The word “recovery” has a variety of meanings, depending on which industry you’re in. For me as a former data processing professional, the word means a computer system that has gone awry and now I need to recover data. To the hip-hop world, “Recovery” is the title of Eminem’s latest CD. To an economist, “recovery” is what our economy needs for us to go on successfully.
So when I got an invitation to go to Loretto Hospital to be a guest at their sixth annual “recovery month” program celebration, my curiosity was piqued. Loretto Hospital is another gem in Austin that is often overlooked. Located at Congress and Central avenues, its status as a hospital is not often on people’s radar in an emergency. It is not a Level One trauma center or a hospital that handles births.
But September is national Alcohol and Drug Addition Recovery Month, and Loretto Hospital has positioned itself to be at the forefront in that field, servicing adults 18 and older. The program I attended may have been the sixth annual celebration, but Loretto proper has been in the business of dealing with “recovery” for over 40 years, including the last 25 years during the “crack” epidemic.
What are the current top drugs of choice? Well, they’re no longer cocaine or marijuana.

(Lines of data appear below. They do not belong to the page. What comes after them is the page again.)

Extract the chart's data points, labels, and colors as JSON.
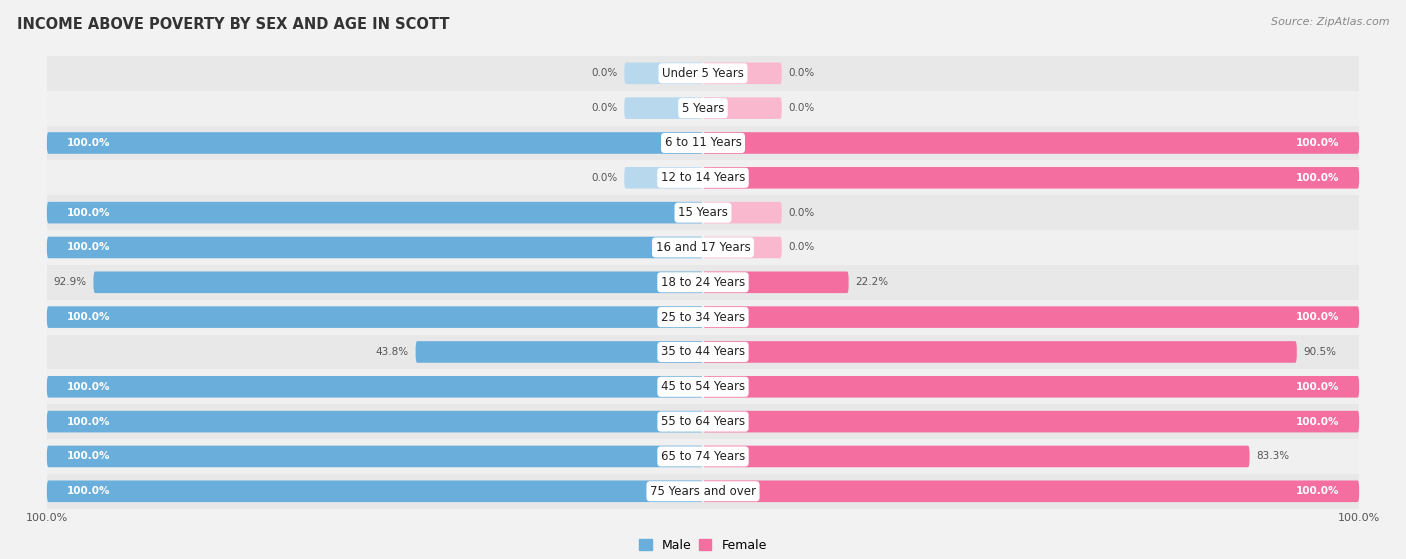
{
  "title": "INCOME ABOVE POVERTY BY SEX AND AGE IN SCOTT",
  "source": "Source: ZipAtlas.com",
  "categories": [
    "Under 5 Years",
    "5 Years",
    "6 to 11 Years",
    "12 to 14 Years",
    "15 Years",
    "16 and 17 Years",
    "18 to 24 Years",
    "25 to 34 Years",
    "35 to 44 Years",
    "45 to 54 Years",
    "55 to 64 Years",
    "65 to 74 Years",
    "75 Years and over"
  ],
  "male": [
    0.0,
    0.0,
    100.0,
    0.0,
    100.0,
    100.0,
    92.9,
    100.0,
    43.8,
    100.0,
    100.0,
    100.0,
    100.0
  ],
  "female": [
    0.0,
    0.0,
    100.0,
    100.0,
    0.0,
    0.0,
    22.2,
    100.0,
    90.5,
    100.0,
    100.0,
    83.3,
    100.0
  ],
  "male_color": "#6aaedb",
  "female_color": "#f46fa0",
  "male_light_color": "#b8d8ee",
  "female_light_color": "#f9b8ce",
  "bar_height": 0.62,
  "bg_color": "#f2f2f2",
  "row_colors": [
    "#e8e8e8",
    "#f0f0f0"
  ]
}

The old standby, alcohol, still reigns supreme, followed closely by heroin, the current substance of choice. Those are the two main areas where Loretto has opted to put its focus.
Loretto has allocated 44 beds to its recovery program. It has succeeded as a program because of word of mouth, networking, and recommendations from various agencies. The patients coming to Loretto’s Substance Abuse Services Program range from here on the West Side to as far away as Rockford.
Loretto Hospital has four levels of treatment available. They have an in-patient detox program that can last 3-5 days, depending on the severity of the dependency. They offer Residential Rehab, which involves partial hospitalization. That program can last from 17-28 days. The Intensive Outpatient service lasts five days, three hours a day and includes 75 hours of outpatient services. Lastly, Adult Aftercare is done on an outpatient basis for 25 hours.
Other services available include DUI Evaluation Services, Compulsive Gambling Assessment and Education, Family HIV Support Program, Comprehensive Family Education Program, Active Alumni Group and open self-help groups, (Alcohol Anonymous, Narcotic Anonymous and ALANON, as well as others). Many of the treatment services can be paid for by Medicaid, Medicare or private insurance. But lack of money shouldn’t be an impetus to not seek help. If you or someone you know needs “recovery,” call the hospital at 773-854-5445 to speak with a certified addiction counselor who can assess each individual’s needs.
The 6th Annual National Recovery Month celebration that I attended on Sept. 21 had as its theme, “Join the Voices of Recovery: Now More Than Ever.” And that is just what happened. It was a very inspirational program, and I was grateful to newly installed addiction service coordinator, Michael Applegate, for reaching out to invite me. The audience was packed with many of the graduates of the recovery program. We heard from Congressman Danny Davis who spoke on behalf of his annual Walk for Recovery event.
Also, we heard from Edith Ozark, clinical supervisor, who spoke on the subject of relapse. It was refreshingly honest to hear those in the recovery business admit that the road will be hard and lapses will occur, but the program and the people committed to it will be there to support those in the recovery movement if they stumble.
I got to hear several testimonials from alumni in the recovery community. Their passionate pride in contrasting where they came from to where they are now was evident in their voices. They were supplemented by the newly graduated recovery members who had gone down the same road.
The keynote speaker, “Kwesi” Ronald E. Harris, director of the African American Male Resource Center at Chicago State University, gave a motivational speech that had everyone on their feet clapping. It was a positive and inspirational message that one need not be in “recovery” to enjoy and absorb.